2019年12月21日土曜日

広島原爆の炸裂後から、焼失せず残存したコンクリート製の広島駅構内には多数の日本軍兵士が避難していた。(広島)

広島原爆の炸裂後から、広島駅構内には多数の日本軍兵士が避難していた。構内から南側の駅前広場には、全身火傷や裂傷などや原爆症で約2,000人以上もの被爆者が救護を求めて押し寄せた。翌日の8月7日には、広島駅は軍用線であった宇品線から次第に復旧して、8月8日に山陽本線が部分開通して、列車は被爆者を運搬する救援列車と物資の搬入列車となった。

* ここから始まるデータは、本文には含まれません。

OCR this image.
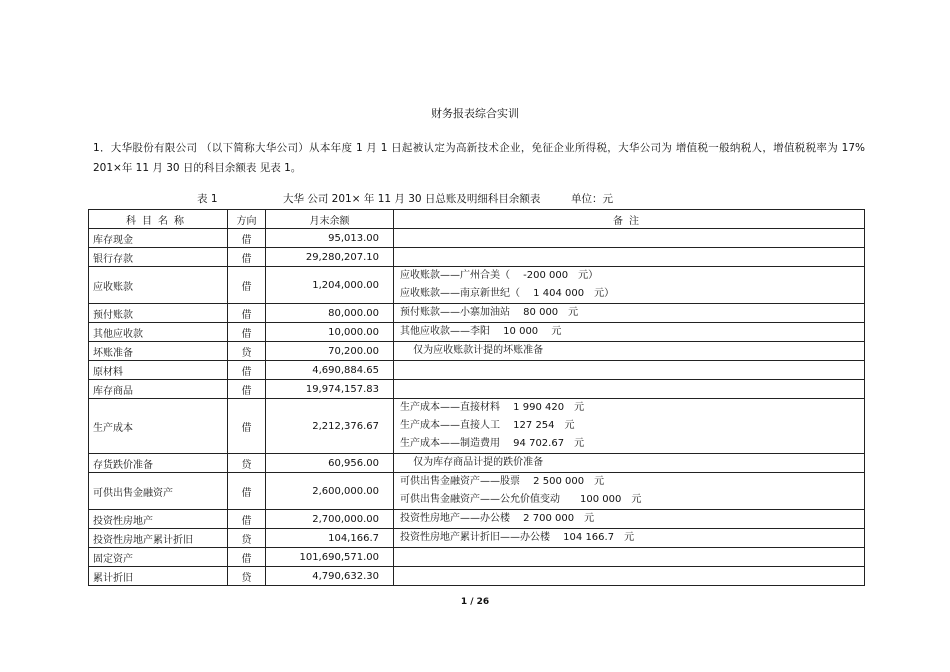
财务报表综合实训
1．大华股份有限公司 （以下简称大华公司）从本年度 1 月 1 日起被认定为高新技术企业，免征企业所得税，大华公司为 增值税一般纳税人，增值税税率为 17% 201×年 11 月 30 日的科目余额表 见表 1。
表 1	大华 公司 201× 年 11 月 30 日总账及明细科目余额表	单位：元
科目名称	方向	月末余额	备注
库存现金	借	95,013.00	
银行存款	借	29,280,207.10	
应收账款	借	1,204,000.00	应收账款——广州合美（　 -200 000　元）
应收账款——南京新世纪（　 1 404 000　元）

预付账款	借	80,000.00	预付账款——小寨加油站　 80 000　元

其他应收款	借	10,000.00	其他应收款——李阳　 10 000　 元

坏账准备	贷	70,200.00	　 仅为应收账款计提的坏账准备

原材料	借	4,690,884.65	
库存商品	借	19,974,157.83	
生产成本	借	2,212,376.67	生产成本——直接材料　 1 990 420　元
生产成本——直接人工　 127 254　元
生产成本——制造费用　 94 702.67　元

存货跌价准备	贷	60,956.00	　 仅为库存商品计提的跌价准备

可供出售金融资产	借	2,600,000.00	可供出售金融资产——股票　 2 500 000　元
可供出售金融资产——公允价值变动　　100 000　元

投资性房地产	借	2,700,000.00	投资性房地产——办公楼　 2 700 000　元

投资性房地产累计折旧	贷	104,166.7	投资性房地产累计折旧——办公楼　 104 166.7　元

固定资产	借	101,690,571.00	
累计折旧	贷	4,790,632.30	
1 / 26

 広島原爆の爆心地から約1,850mの広島市松原町の広島駅は、窓枠などは爆風で吹き飛ばされた。広島原爆の爆風は、増築したばかりのの待合室をもぎ取り、屋根は押し下げれられた。爆風後の熱線等により、火災で屋根は抜け落ち内部は全焼した。広島原爆によって、建て増し部分の待合室が倒壊し、駅舎の屋根も押し下げられて変形した後、火災によって内部は全焼した。焼け跡からは後日、待ち合わせ中の陸軍幼年学校生徒の約20人をはじめ78人の遺体が見つかった。広島駅の職員も約11人が原爆死した。広島駅のホームの方から大勢の乗客が線路を走り越えて、広島市光町の東練兵場の方に走って逃げた。広島駅では、ホームの上屋根が本線上の客車の上に落ちかかって全線が不通になった。

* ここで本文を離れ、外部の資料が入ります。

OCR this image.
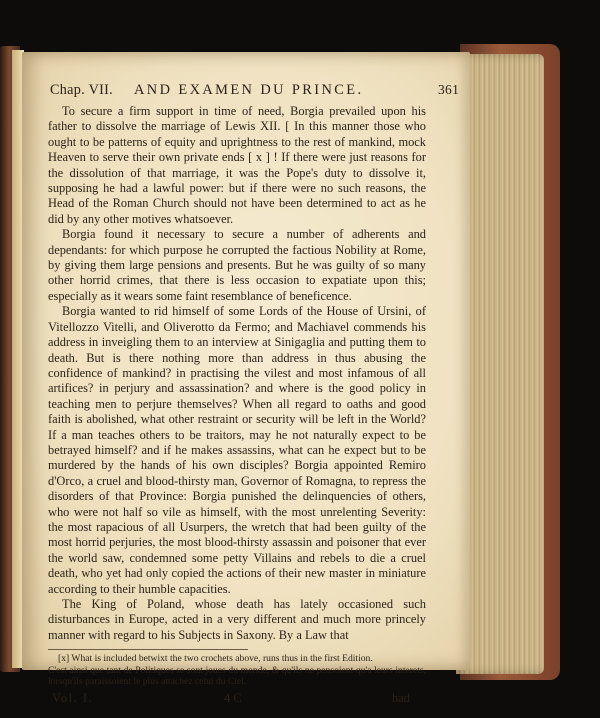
Chap. VII. AND EXAMEN DU PRINCE.	361

To secure a firm support in time of need, Borgia prevailed upon his father to dissolve the marriage of Lewis XII. [ In this manner those who ought to be patterns of equity and uprightness to the rest of mankind, mock Heaven to serve their own private ends [ x ] ! If there were just reasons for the dissolution of that marriage, it was the Pope's duty to dissolve it, supposing he had a lawful power: but if there were no such reasons, the Head of the Roman Church should not have been determined to act as he did by any other motives whatsoever.

Borgia found it necessary to secure a number of adherents and dependants: for which purpose he corrupted the factious Nobility at Rome, by giving them large pensions and presents. But he was guilty of so many other horrid crimes, that there is less occasion to expatiate upon this; especially as it wears some faint resemblance of beneficence.

Borgia wanted to rid himself of some Lords of the House of Ursini, of Vitellozzo Vitelli, and Oliverotto da Fermo; and Machiavel commends his address in inveigling them to an interview at Sinigaglia and putting them to death. But is there nothing more than address in thus abusing the confidence of mankind? in practising the vilest and most infamous of all artifices? in perjury and assassination? and where is the good policy in teaching men to perjure themselves? When all regard to oaths and good faith is abolished, what other restraint or security will be left in the World? If a man teaches others to be traitors, may he not naturally expect to be betrayed himself? and if he makes assassins, what can he expect but to be murdered by the hands of his own disciples? Borgia appointed Remiro d'Orco, a cruel and blood-thirsty man, Governor of Romagna, to repress the disorders of that Province: Borgia punished the delinquencies of others, who were not half so vile as himself, with the most unrelenting Severity: the most rapacious of all Usurpers, the wretch that had been guilty of the most horrid perjuries, the most blood-thirsty assassin and poisoner that ever the world saw, condemned some petty Villains and rebels to die a cruel death, who yet had only copied the actions of their new master in miniature according to their humble capacities.

The King of Poland, whose death has lately occasioned such disturbances in Europe, acted in a very different and much more princely manner with regard to his Subjects in Saxony. By a Law that

[x] What is included betwixt the two crochets above, runs thus in the first Edition.

C'est ainsi que tant de Politiques se sont joues du monde, & qu'ils ne pensoient qu'a leurs interets, lorsqu'ils paraissoient le plus attachez celui du Ciel.

Vol. I.	4 C	had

 広島駅は日本で最初のコンクリート駅として、1922年にモダンな駅舎に建て替えられた。山陽本線をはじめ、呉線、芸備線、宇品線が発着し、年間乗降客は1941年には約1,000万人を越えた。原爆投下当時、広島は産業的にも軍事的にも重要な都市であった。周辺に多くの軍隊の陣地があり、最も重要なのは広島城にあった南日本全土の防衛を指揮した陸軍第2軍司令部であった。広島市は日本軍にとり小規模な補給基地であり、大量の軍事備品も備蓄していた。通信センター、海運の重要な港、軍隊の集会場所でもあった。戦争産業の蜂の巣であり、飛行機やボート、爆弾、ライフル、拳銃用の部品を製造していた。当時に空襲による被害を受けていなかった京都に次いで日本で2番目の大都市であった。家は瓦屋根の木材で作られ、工業用建物の多くは木枠の周りに建てられて、広島市全体は、火災による被害を非常に受けやすくなっていた。広島の人口は、戦争の初期に約381,000人を超えていたが、原爆投下の前は、日本政府の命令による体系的な避難により人口は約340,000から350,000であった。1945年12月までに、広島市人口の半数弱の約140,000人が原爆死した。